Bu durumun arkasında, sinema sektörünün son yıllarda yaşadığı dönüşümün yattığını söyleyen Yönetmen Murat Saraçoğlu, şu ifadeleri kullandı: “Yüksek bütçeli film üretmek, bugün çok daha büyük bir risk. 60-70 milyon liralık bir yapım için izleyici garantisi vermek imkânsıza yakın. Bu nedenle klasikleşmiş yapımları yeniden gösterime sokmak hem nostaljik bir değer yaratıyor hem de sinema salonlarını canlı tutuyor. Ancak izleyici alışkanlıkları da değişti. Sinema salonları artık eskisi gibi ‘filmle baş başa kalınan’ yerler değil. Seyircilerin telefon kullanması, yiyecek-içecek tüketimi, dikkatin dağılması gibi durumlar, film deneyimini farklılaştırıyor. Ev konforunda, dijital platformlardan film izleme alışkanlığı güçlenmiş durumda. Bunun yanında, dizi sektörü Türk yapımlarını dünya çapında bir ticari başarıya taşıdı. Kısa sürede daha yüksek gelir elde etme imkânı, sinema yerine diziyi tercih etmelerine yol açıyor. Tüm bu nedenlerle, ikinci vizyon uygulaması bugün için sektör adına mantıklı bir ara çözüm gibi görünüyor.”

SADECE NOSTALJİK BİR HOŞLUK

“İzleyiciyi salonlara çekmek için eski filmleri yeniden vizyona sokmak sadece nostaljik bir hoşluk olabilir, ancak bu yaklaşım, sinemanın olması gereken yere dönmesi için asla yeterli değildir” diyen Yönetmen Meryem Beyza Er ise şu tespitlerde bulundu: “Asıl sorun, seyircinin sinemaya olan güvenini kaybetmiş olmasıdır.

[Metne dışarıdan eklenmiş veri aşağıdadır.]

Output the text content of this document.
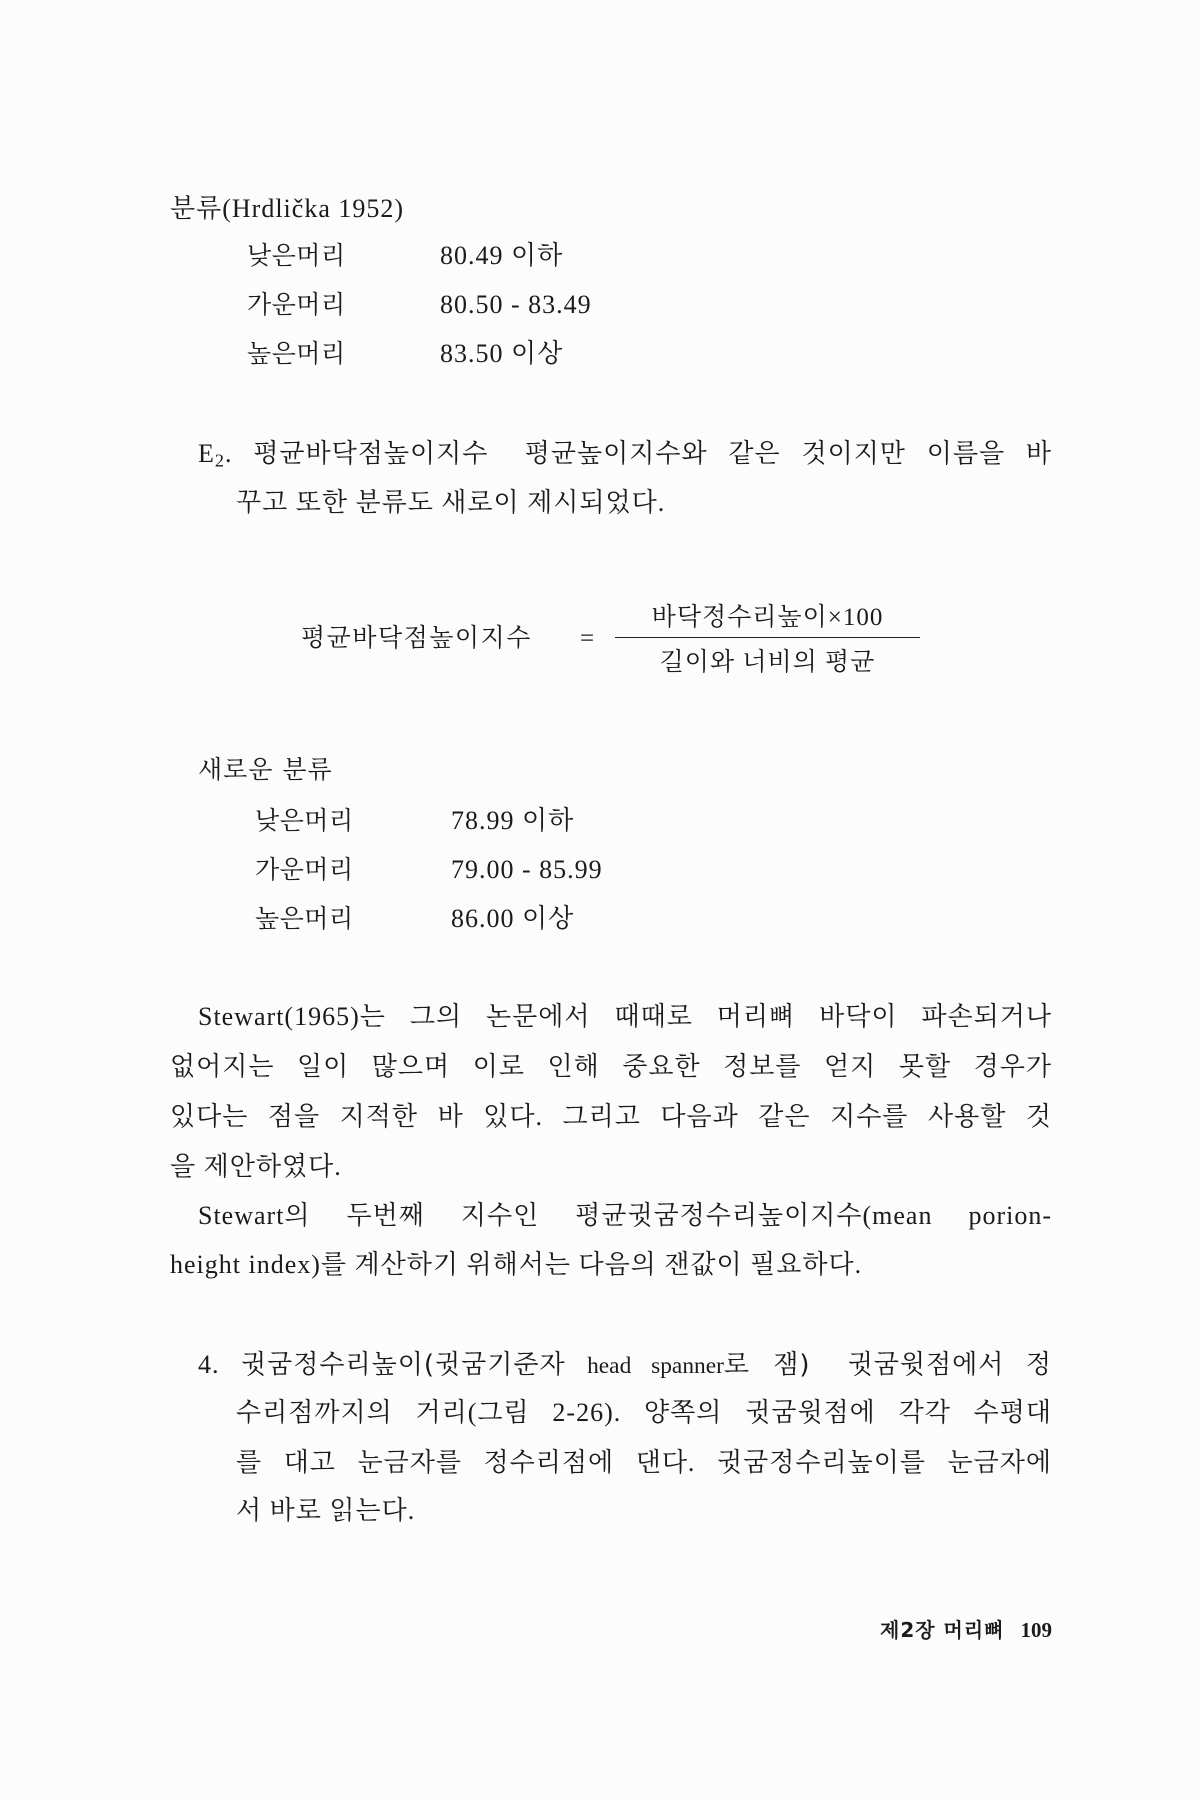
분류(Hrdlička 1952)
낮은머리	80.49 이하
가운머리	80.50 - 83.49
높은머리	83.50 이상
$E_2$. 평균바닥점높이지수 평균높이지수와 같은 것이지만 이름을 바
꾸고 또한 분류도 새로이 제시되었다.
평균바닥점높이지수 =
바닥정수리높이×100
길이와 너비의 평균
새로운 분류
낮은머리	78.99 이하
가운머리	79.00 - 85.99
높은머리	86.00 이상
Stewart(1965)는 그의 논문에서 때때로 머리뼈 바닥이 파손되거나
없어지는 일이 많으며 이로 인해 중요한 정보를 얻지 못할 경우가
있다는 점을 지적한 바 있다. 그리고 다음과 같은 지수를 사용할 것
을 제안하였다.
Stewart의 두번째 지수인 평균귓굼정수리높이지수(mean porion-
height index)를 계산하기 위해서는 다음의 잰값이 필요하다.
4. 귓굼정수리높이(귓굼기준자 head spanner로 잼) 귓굼윗점에서 정
수리점까지의 거리(그림 2-26). 양쪽의 귓굼윗점에 각각 수평대
를 대고 눈금자를 정수리점에 댄다. 귓굼정수리높이를 눈금자에
서 바로 읽는다.
제2장 머리뼈 109
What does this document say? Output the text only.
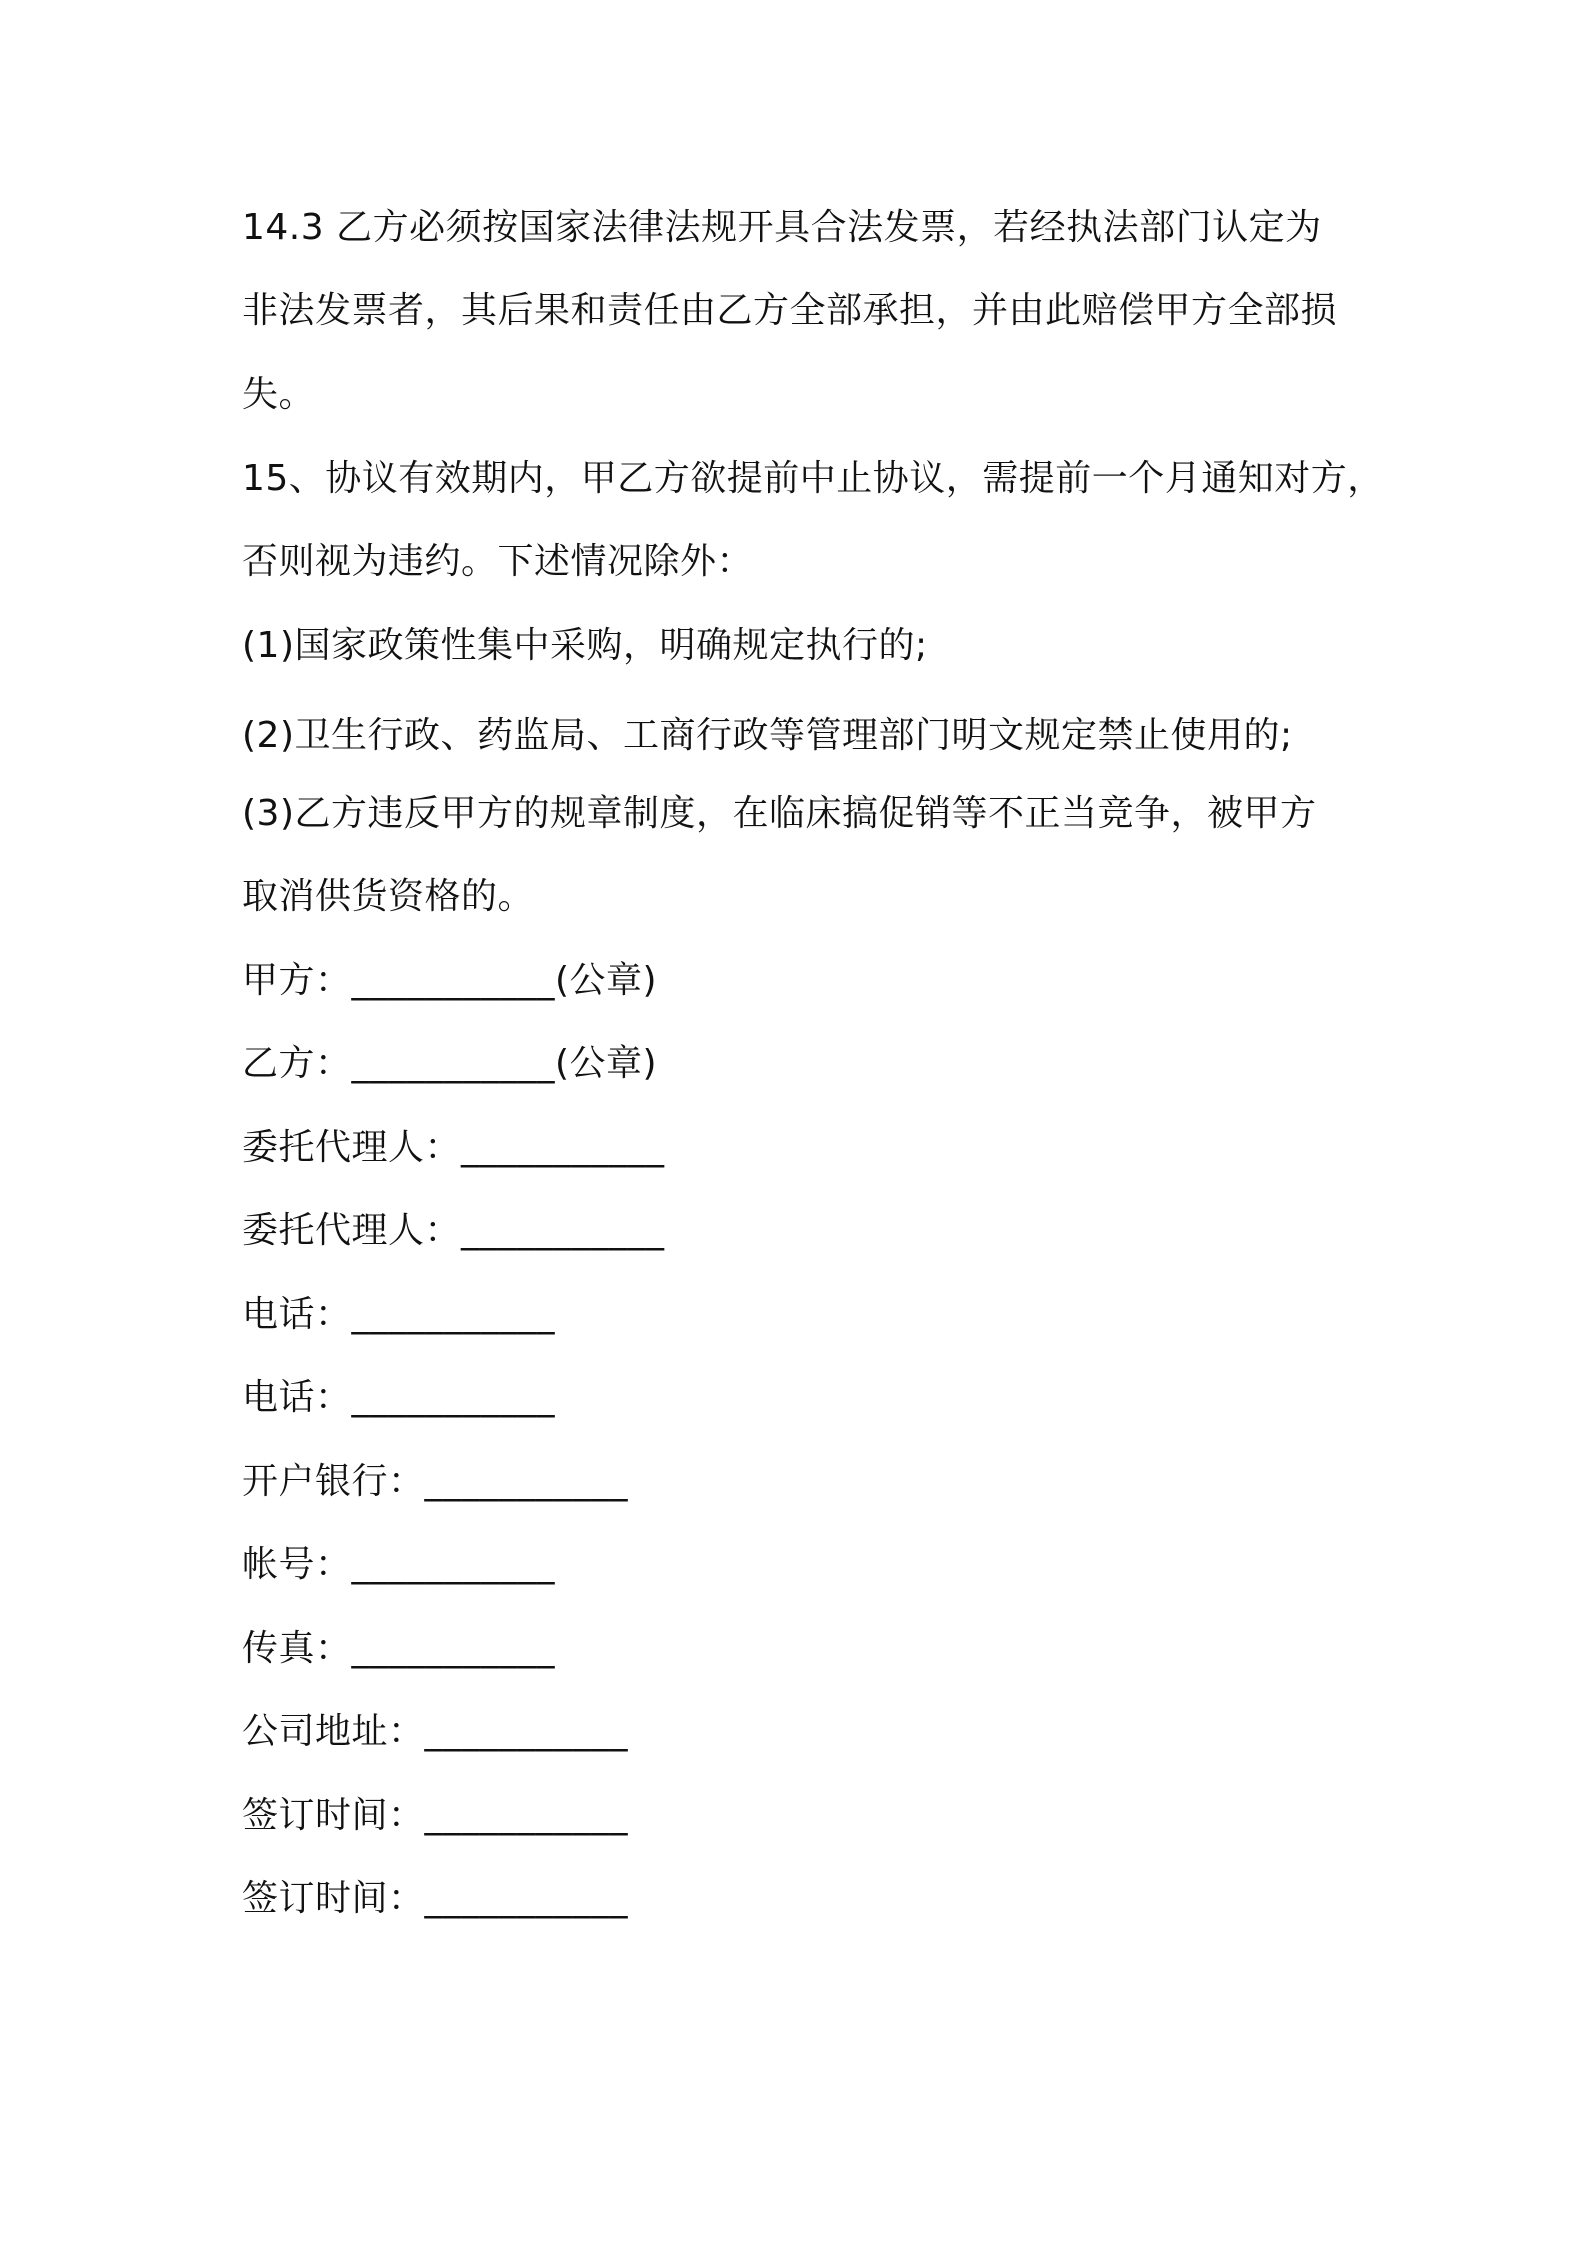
14.3 乙方必须按国家法律法规开具合法发票，若经执法部门认定为
非法发票者，其后果和责任由乙方全部承担，并由此赔偿甲方全部损
失。
15、协议有效期内，甲乙方欲提前中止协议，需提前一个月通知对方，
否则视为违约。下述情况除外：
(1)国家政策性集中采购，明确规定执行的;
(2)卫生行政、药监局、工商行政等管理部门明文规定禁止使用的;
(3)乙方违反甲方的规章制度，在临床搞促销等不正当竞争，被甲方
取消供货资格的。
甲方：___________(公章)
乙方：___________(公章)
委托代理人：___________
委托代理人：___________
电话：___________
电话：___________
开户银行：___________
帐号：___________
传真：___________
公司地址：___________
签订时间：___________
签订时间：___________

Bu yüzden sadece ve sadece özgün filmler üretilmelidir. Sektörün tüm paydaşları arasında güveni yeniden tesis etmek gerekir. Dağıtımcılar, sinemacıları yanlış yönlendiren pazarlıklar yapmak yerine, asıl işlerini yaparak çektiğimiz filmleri seyirciyle buluşturmalıdır. Film üretimini artırmak yerine başka çareler arandığını gördükçe hissettiğim kırgınlık çok büyük oluyor. Batan gemiyi kurtarmak yerine, elimizdeki cevheri tekrar işlememiz gerektiğinin hatırlanmasını umuyorum.”